May 1, 2009
This line from an old pizza commercial brings up an exercise in one of my management courses while studying for my MBA. What you had to do is think for a while about what you would like your epitaph to say about you. I never thought about it this way. Another way to put this exercise is to ask, "What kind of a person are you? How do you want people to remember you?"
The Catholic Church focuses a lot on sin, and rightly so. Catholics examine their consciences, or should examine their consciences, frequently. But much of what is contained in a list of sins to be checked against our thoughts and actions leaves a lot under the radar. Pope John Paul II has contributed, along with some phenomenologists such as Max Scheler and St. Teresa Benedicta of the Cross (Edith Stein), to examining personhood, and there are many Catholics who may or may not be sinners according to the list in the books, of which I cannot judge, but they fall short in their personhood.

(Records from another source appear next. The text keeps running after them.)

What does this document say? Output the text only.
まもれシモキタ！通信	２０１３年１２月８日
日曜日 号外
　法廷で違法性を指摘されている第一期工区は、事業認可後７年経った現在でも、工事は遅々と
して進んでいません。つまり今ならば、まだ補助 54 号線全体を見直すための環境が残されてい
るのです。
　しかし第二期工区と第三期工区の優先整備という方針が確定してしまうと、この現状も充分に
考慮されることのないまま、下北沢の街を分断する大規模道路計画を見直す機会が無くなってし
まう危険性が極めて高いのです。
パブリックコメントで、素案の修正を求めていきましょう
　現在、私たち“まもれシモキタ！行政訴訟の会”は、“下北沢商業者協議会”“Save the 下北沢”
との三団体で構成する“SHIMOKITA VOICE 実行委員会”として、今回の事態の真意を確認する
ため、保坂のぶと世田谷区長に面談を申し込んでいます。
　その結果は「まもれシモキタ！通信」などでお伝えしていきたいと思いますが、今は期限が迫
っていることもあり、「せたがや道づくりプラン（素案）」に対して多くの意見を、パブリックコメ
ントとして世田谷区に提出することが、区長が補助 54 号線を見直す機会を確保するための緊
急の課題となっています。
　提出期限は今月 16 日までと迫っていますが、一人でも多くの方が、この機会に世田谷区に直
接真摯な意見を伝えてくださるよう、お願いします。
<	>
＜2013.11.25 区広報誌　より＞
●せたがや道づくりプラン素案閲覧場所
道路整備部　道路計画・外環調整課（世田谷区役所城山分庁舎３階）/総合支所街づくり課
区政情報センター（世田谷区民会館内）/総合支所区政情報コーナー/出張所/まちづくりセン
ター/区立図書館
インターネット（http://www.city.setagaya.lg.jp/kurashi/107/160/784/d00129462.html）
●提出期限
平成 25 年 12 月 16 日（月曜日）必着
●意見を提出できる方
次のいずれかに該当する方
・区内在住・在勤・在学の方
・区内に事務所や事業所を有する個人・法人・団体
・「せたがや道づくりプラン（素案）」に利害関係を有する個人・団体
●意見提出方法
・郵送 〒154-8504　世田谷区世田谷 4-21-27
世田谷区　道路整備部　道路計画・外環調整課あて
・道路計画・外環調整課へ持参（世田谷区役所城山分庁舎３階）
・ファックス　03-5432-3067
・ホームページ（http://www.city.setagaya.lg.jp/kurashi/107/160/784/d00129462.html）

The reason for this is that we generally see personhood as a static concept. We say that the unborn baby is a person, and so it is. But it is in an undeveloped stage. The personhood requires development, and the development of personhood requires that we open our hearts to others, that we have empathy, that we see ourselves as the image of the persons of the Blessed Trinity, who are known to us as complete self-giving. In short, personhood is the gift of ourselves to others.
Unfortunately in my experience, I have run into many Catholics, some of whom have professed themselves to be exemplary, who have been very short on personhood. They are self-centered, arrogant, intellectual bullies, unable to empathize, paranoid and uncaring. These folks have persecuted me and others seemingly for no other reason than that it makes them feel superior.